I first wrote about solar towers in August, 2009. Now, Southern California Public Power Authority (SCPPA) says they have agreed to buy power from two 2,500-foot towers to be built between the towns of Parker and Quartzsite in La Paz County, Arizona, with construction to start in 2012.
Each tower will be surrounded by a mile-wide greenhouse designed to heat air, which will then rise through the tower after passing through turbines. The rated peak capacity will be 200 megawatts for each tower.
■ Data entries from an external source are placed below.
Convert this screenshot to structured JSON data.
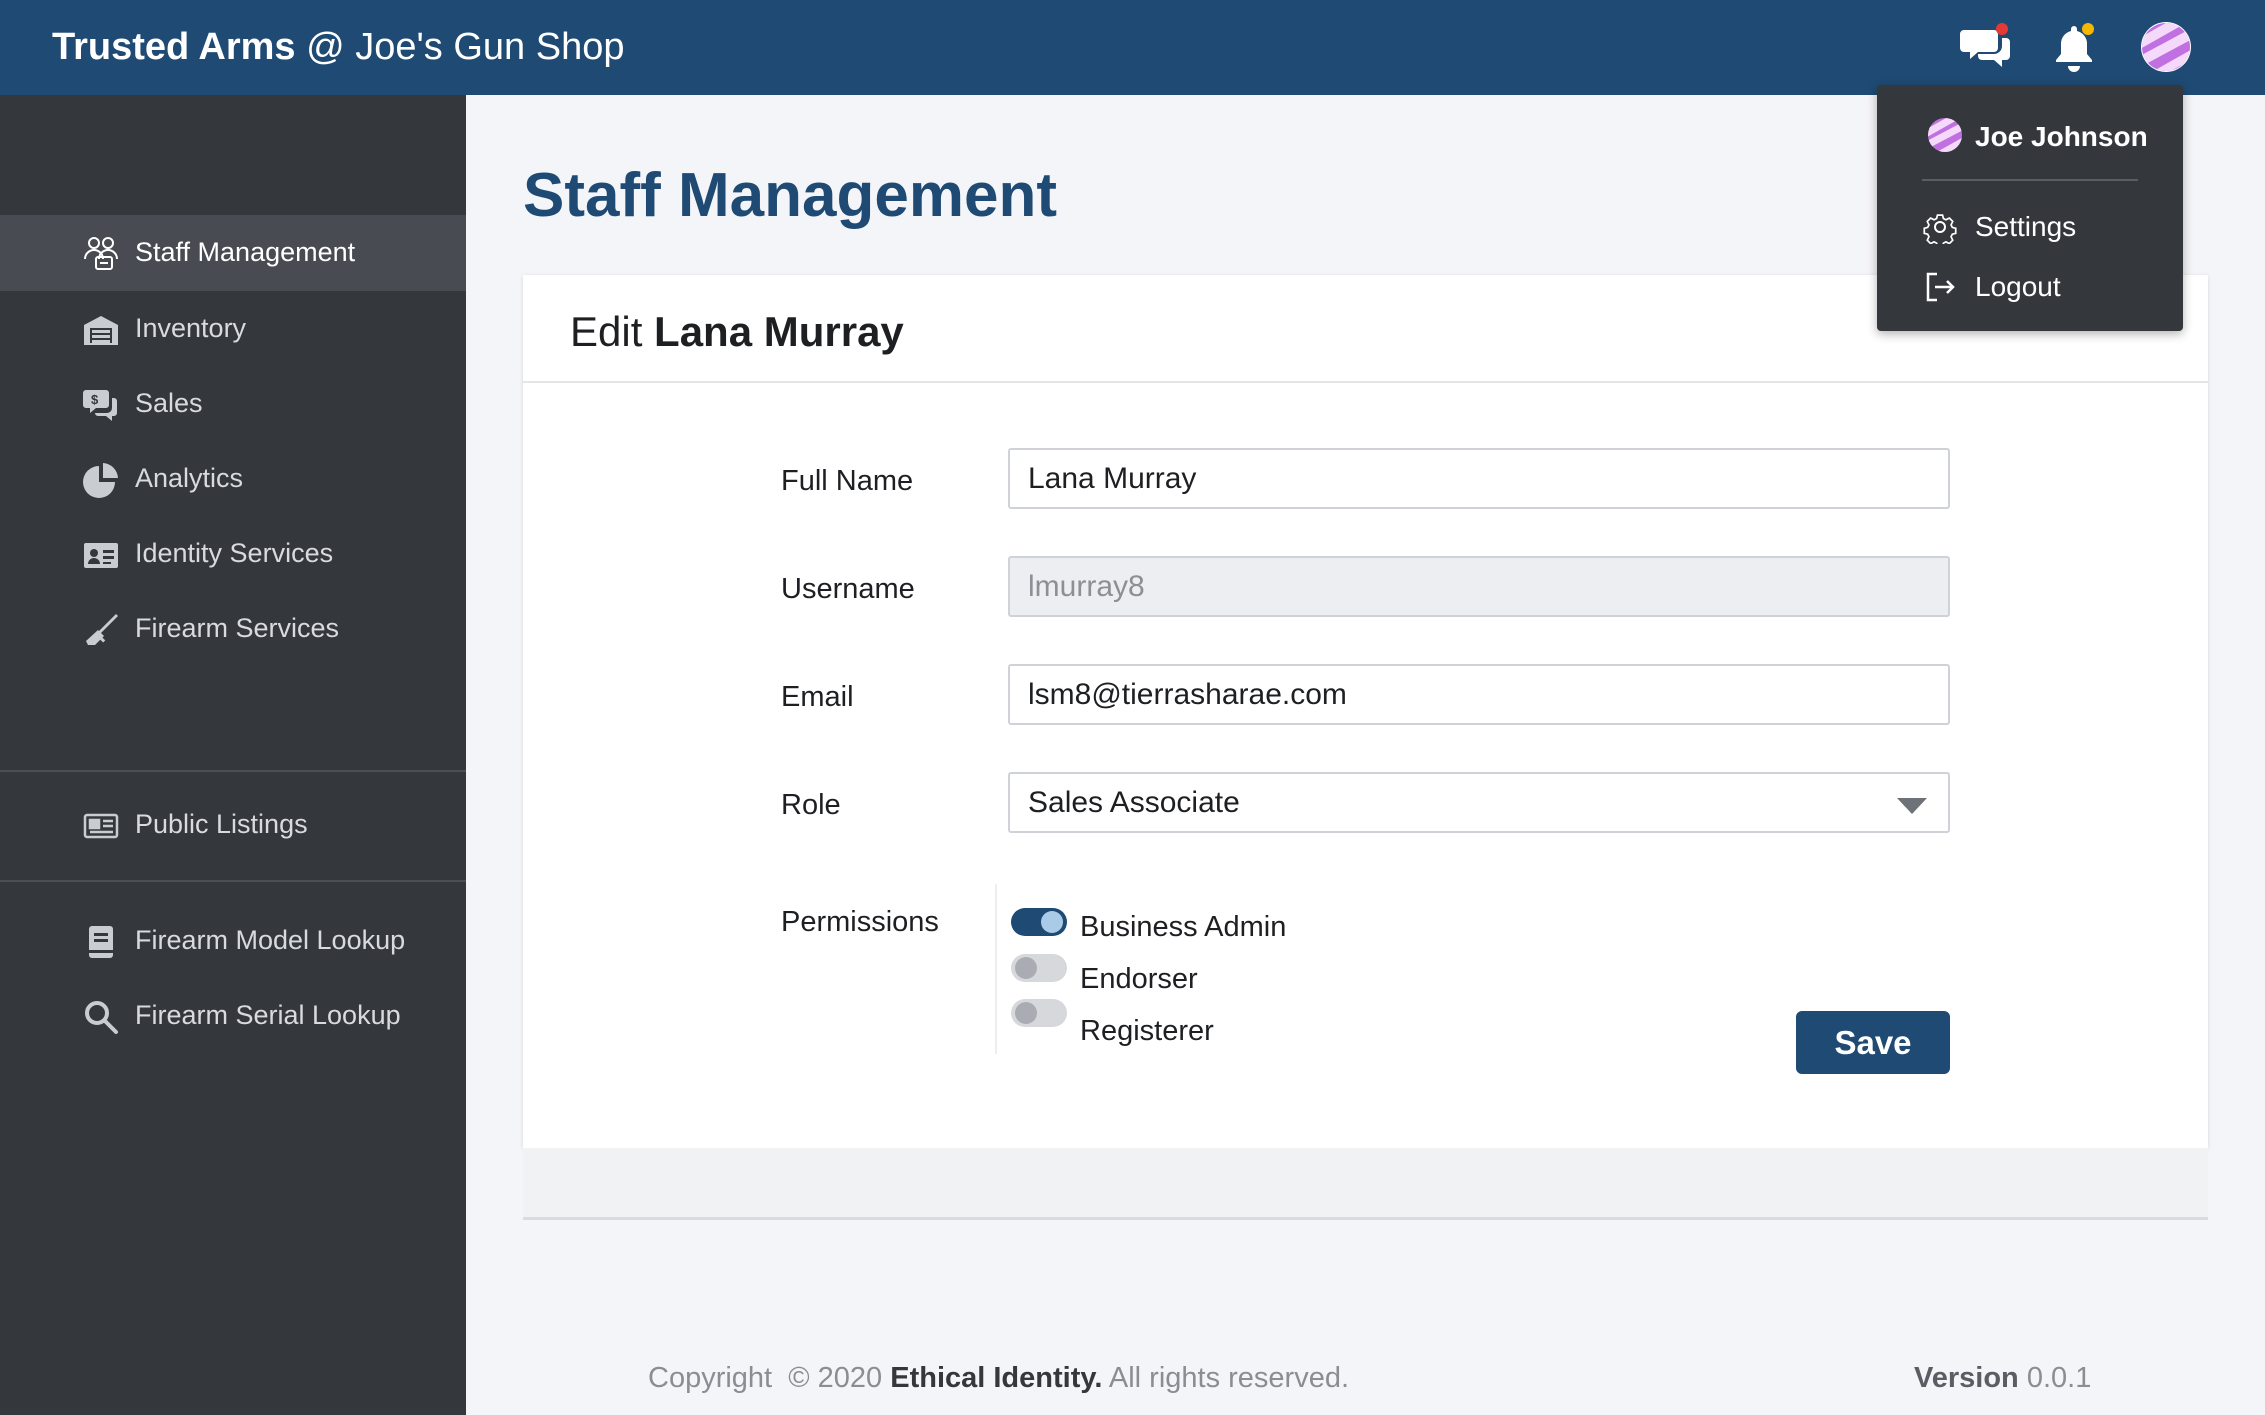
{
  "header": {
    "brand_bold": "Trusted Arms",
    "brand_rest": "@ Joe's Gun Shop",
    "icons": [
      "chat-icon",
      "bell-icon",
      "avatar"
    ]
  },
  "sidebar": {
    "items": [
      {
        "label": "Staff Management",
        "icon": "staff-icon",
        "active": true
      },
      {
        "label": "Inventory",
        "icon": "warehouse-icon"
      },
      {
        "label": "Sales",
        "icon": "sales-icon"
      },
      {
        "label": "Analytics",
        "icon": "pie-chart-icon"
      },
      {
        "label": "Identity Services",
        "icon": "id-card-icon"
      },
      {
        "label": "Firearm Services",
        "icon": "firearm-icon"
      },
      {
        "label": "Public Listings",
        "icon": "listing-icon"
      },
      {
        "label": "Firearm Model Lookup",
        "icon": "book-icon"
      },
      {
        "label": "Firearm Serial Lookup",
        "icon": "search-icon"
      }
    ]
  },
  "main": {
    "title": "Staff Management",
    "card": {
      "title_prefix": "Edit",
      "title_name": "Lana Murray",
      "fields": {
        "full_name": {
          "label": "Full Name",
          "value": "Lana Murray"
        },
        "username": {
          "label": "Username",
          "value": "lmurray8"
        },
        "email": {
          "label": "Email",
          "value": "lsm8@tierrasharae.com"
        },
        "role": {
          "label": "Role",
          "value": "Sales Associate"
        }
      },
      "permissions": {
        "label": "Permissions",
        "items": [
          {
            "label": "Business Admin",
            "enabled": true
          },
          {
            "label": "Endorser",
            "enabled": false
          },
          {
            "label": "Registerer",
            "enabled": false
          }
        ]
      },
      "save_label": "Save"
    }
  },
  "footer": {
    "copyright_prefix": "Copyright  © 2020",
    "company": "Ethical Identity.",
    "rights": "All rights reserved.",
    "version_label": "Version",
    "version_number": "0.0.1"
  },
  "user_menu": {
    "user_name": "Joe Johnson",
    "settings_label": "Settings",
    "logout_label": "Logout"
  },
  "colors": {
    "header": "#1e4a73",
    "sidebar": "#34383d",
    "accent": "#1e4a73",
    "chat_badge": "#e53935",
    "bell_badge": "#f5b800",
    "avatar": "#c070e0"
  }
}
According to SCPPA, “The Solar Tower facility is anticipated to generate more than 1,000,000 MWhs of renewable energy per year.” The towers were developed and will be built by an Australian company, EnviroMission. I could not find figures on the exact cost, but an October, 2010, estimate by Phoenix Business Journal puts the figure at somewhere between $700 million and $1 Billion. In December, 2010, the Arizona Republic put the cost at $750 million for one tower. That capital cost works out to about $3,750 per Kwh capacity. To put that in perspective, coal plants cost abut $3,167 per Kwh, natural gas plants cost about $1,003 per Kwh, and solar voltaic plants cost about $4,755 per Kwh according to the Energy Information Administration. So far there are no data on how much of the peak capacity will actually be available. Availability is generally near 90% for fossil fuel plants and less than 25% for solar voltaic plants.
If built, the towers will be the tallest structures in the U.S. and second only to the Burj Khalifa skyscraper in Dubai.